We made some tremendous headway this weekend. My best friend had already talked to her bank about setting up a deposit only account in order to have a safe place to save any money we could raise for Wyatt. So we went to the bank, and opened up the account. We also finished Wyatt's flyers (huge thanks to Rachel for that and all her amazing ideas), which turned out wonderfully! I am excited to get those sent off to the printers tomorrow, and be able to start handing them out. They turned out absolutely beautifully! We got a good plan hashed out for the baby shower as well. Which, speaking of the baby shower, I am starting to be excited again. I was feeling a bit down about the shower, worried that it was going to be a sad, somber day, and I am realizing that everyone is able to see the medical side of Wyatt's situation, but they are also able to see that we are still absolutely excited to meet this little man. We are still able to celebrate at the baby shower, and be excited for Wyatt's arrival. I think the shower is going to turn out super cute, and I think it will be a great day! DJ and I also got Austyn's baseball gear for his first ever baseball season, starting next weekend. I am excited to see Austyn give it a go, and make new friends too. I think he is going to have a blast, and since he has loved baseball since he was 2, I really hope he loves it. But, if not, I hope he has a great time anyway, and we will move on to trying out the next activity next season. 

Austyn recently got to spend time with just about everyone he loves, which has been awesome.
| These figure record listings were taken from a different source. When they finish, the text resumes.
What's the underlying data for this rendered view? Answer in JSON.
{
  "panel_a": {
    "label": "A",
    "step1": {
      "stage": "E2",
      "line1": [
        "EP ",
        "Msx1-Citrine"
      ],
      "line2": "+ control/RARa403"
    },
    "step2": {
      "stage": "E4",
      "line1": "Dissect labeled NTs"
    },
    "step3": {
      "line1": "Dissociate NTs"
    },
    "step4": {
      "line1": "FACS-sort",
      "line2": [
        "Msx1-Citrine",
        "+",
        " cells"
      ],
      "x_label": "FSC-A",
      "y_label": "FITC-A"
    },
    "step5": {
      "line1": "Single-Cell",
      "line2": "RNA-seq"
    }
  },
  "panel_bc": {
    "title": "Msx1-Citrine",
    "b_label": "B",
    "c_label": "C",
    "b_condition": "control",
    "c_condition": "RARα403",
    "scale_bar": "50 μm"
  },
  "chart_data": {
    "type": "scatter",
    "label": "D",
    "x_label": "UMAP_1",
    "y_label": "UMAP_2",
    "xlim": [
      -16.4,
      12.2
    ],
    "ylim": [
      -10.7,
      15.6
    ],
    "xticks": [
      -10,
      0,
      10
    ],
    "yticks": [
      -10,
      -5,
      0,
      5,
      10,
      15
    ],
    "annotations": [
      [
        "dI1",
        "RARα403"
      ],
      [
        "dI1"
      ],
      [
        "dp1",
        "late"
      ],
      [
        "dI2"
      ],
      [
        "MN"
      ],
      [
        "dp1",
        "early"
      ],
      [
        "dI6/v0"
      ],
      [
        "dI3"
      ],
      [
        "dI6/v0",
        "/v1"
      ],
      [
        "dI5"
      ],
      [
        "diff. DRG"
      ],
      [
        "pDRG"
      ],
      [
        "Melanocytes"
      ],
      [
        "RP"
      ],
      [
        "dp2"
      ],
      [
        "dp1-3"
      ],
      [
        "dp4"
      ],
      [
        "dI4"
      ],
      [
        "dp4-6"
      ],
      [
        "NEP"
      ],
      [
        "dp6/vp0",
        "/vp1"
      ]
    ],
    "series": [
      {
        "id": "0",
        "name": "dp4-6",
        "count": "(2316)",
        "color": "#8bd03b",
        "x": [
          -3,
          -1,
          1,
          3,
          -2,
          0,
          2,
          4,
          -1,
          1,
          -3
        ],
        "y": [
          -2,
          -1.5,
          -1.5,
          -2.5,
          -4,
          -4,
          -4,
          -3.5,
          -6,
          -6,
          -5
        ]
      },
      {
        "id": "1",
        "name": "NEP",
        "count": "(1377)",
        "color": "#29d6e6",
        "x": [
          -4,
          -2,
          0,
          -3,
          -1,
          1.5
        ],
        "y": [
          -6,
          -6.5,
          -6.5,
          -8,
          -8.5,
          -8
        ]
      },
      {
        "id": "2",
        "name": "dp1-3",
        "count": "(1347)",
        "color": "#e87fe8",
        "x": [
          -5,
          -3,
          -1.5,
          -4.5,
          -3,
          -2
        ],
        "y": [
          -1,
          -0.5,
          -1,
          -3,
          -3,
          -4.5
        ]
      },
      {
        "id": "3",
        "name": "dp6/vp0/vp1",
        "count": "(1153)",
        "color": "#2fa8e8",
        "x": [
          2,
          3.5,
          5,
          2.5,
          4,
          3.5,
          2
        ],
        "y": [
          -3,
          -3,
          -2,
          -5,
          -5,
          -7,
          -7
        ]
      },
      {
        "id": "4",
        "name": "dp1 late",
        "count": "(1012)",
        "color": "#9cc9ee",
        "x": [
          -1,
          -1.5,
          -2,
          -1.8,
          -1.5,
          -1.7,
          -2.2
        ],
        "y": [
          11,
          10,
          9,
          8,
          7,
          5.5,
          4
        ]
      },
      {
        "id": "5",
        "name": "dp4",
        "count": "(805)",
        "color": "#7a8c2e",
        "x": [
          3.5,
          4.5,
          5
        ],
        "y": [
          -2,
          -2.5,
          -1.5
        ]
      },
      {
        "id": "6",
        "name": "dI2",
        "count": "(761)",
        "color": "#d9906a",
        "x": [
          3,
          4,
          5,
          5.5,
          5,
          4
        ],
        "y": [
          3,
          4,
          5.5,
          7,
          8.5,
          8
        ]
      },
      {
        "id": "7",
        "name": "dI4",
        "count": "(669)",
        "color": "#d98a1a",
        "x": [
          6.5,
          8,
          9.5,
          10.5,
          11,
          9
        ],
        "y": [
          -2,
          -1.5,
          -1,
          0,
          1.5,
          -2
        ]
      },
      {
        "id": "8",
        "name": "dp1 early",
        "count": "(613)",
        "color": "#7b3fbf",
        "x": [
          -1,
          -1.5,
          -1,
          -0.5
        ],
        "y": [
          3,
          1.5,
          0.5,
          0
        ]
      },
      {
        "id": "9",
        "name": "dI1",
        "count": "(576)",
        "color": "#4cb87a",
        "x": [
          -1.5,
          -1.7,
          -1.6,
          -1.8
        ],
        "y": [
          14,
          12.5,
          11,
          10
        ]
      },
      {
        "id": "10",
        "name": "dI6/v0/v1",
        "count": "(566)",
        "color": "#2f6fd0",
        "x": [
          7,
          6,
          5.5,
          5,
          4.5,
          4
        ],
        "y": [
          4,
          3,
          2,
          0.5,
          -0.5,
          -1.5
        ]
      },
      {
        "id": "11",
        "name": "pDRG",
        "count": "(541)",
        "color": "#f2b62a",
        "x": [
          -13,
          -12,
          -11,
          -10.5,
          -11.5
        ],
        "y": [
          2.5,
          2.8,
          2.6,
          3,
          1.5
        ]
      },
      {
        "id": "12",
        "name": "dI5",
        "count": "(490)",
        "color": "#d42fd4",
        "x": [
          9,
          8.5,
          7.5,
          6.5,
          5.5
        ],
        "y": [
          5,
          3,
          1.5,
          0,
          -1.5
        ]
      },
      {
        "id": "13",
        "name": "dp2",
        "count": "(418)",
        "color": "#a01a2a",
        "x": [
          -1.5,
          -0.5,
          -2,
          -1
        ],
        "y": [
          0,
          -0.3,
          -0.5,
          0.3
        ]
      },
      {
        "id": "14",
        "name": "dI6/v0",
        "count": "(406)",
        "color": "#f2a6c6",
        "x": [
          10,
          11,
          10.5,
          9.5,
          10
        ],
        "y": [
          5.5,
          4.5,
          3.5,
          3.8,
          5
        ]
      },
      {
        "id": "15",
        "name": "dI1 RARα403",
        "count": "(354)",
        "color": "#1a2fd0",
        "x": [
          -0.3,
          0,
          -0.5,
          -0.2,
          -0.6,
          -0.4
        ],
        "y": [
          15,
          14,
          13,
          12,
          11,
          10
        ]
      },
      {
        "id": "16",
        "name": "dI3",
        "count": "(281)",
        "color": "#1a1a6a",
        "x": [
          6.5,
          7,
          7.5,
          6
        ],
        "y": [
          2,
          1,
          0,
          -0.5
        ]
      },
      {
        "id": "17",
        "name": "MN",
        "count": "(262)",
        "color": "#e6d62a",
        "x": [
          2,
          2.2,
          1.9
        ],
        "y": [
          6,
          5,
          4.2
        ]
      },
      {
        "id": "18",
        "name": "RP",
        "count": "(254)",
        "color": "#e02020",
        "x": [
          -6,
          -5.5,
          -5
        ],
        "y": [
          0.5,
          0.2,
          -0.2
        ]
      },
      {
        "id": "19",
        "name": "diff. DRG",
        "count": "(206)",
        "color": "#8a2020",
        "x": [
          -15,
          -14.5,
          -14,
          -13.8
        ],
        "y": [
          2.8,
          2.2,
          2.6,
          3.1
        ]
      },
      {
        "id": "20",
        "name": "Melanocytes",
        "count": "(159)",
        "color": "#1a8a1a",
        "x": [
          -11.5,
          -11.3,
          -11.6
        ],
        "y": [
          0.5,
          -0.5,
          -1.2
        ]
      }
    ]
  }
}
He went to Kansas for 5 days with his grandma, and had a blast, even though he came home covered in chigger bites! Then, he got a nice, relaxing, normal night at home with us, which was followed by a full day with his best friends, my best friend's kids, and a sleepover at their house. Then it was back home with us, over to DJ's parent's house, then to my Dad's house. He had a super full weekend, but loved every minute of it. I love seeing him surrounded with love like that. It just makes me smile.  

Today is a good day. Tomorrow might be a bad one, who knows. But knowing that there will be more bad days isn't something I am going to dwell on. I have spent enough time dwelling, enough time being mad, and I need to cherish these wonderful days. I've recently been upset with a select few people who seemed less than supportive of the decisions we've made regarding Wyatt. I think my last post reflected some of the anger I was dealing with. I am happy to say that it seems both of these parties seem to be more supportive now, and seem to be coming to terms with the fact that sometimes life is just hard. Sometimes we get put in a situation we would have never dreamed of, and just have to do our best to get through it. We don't need easy, we just need possible. And that's what we've currently got, so I'll take it. 

I seem to have some sort of peace today. I just sat and crocheted the beginning of Wyatt's blanket, and I felt good, knowing that I was creating this blanket that we can have with us at the hospital, for Wyatt to cuddle with, that smells like us, and smells like home. I felt like, in that moment, I was doing what I should be doing. We recently watched that movie "We Bought A Zoo" and afterwards, I said that I felt like I was supposed to do something profound, like buy a zoo and save a bunch of animals. We all agreed that wouldn't be the best idea for me. Haha. But, maybe this is my profound thing. Maybe being Wyatt's mommy was the thing I was meant to do, to make some sort of a difference in this thing we call life. Maybe some part of the universe decided that DJ and I were meant to be the parents to an HLHS child, and to Austyn. Maybe it decided that we were the best equipped to do so, and that we can handle it. I have no idea, but today, I just sort of feel like it is all going to be okay, and while there will be struggles, we are all going to make it. We are going to be the greatest family we could be, with more love for each other than we can even imagine. I hope this is true. 

Today a lady told me, "There is hope...it's not a lost cause" and I couldn't agree more.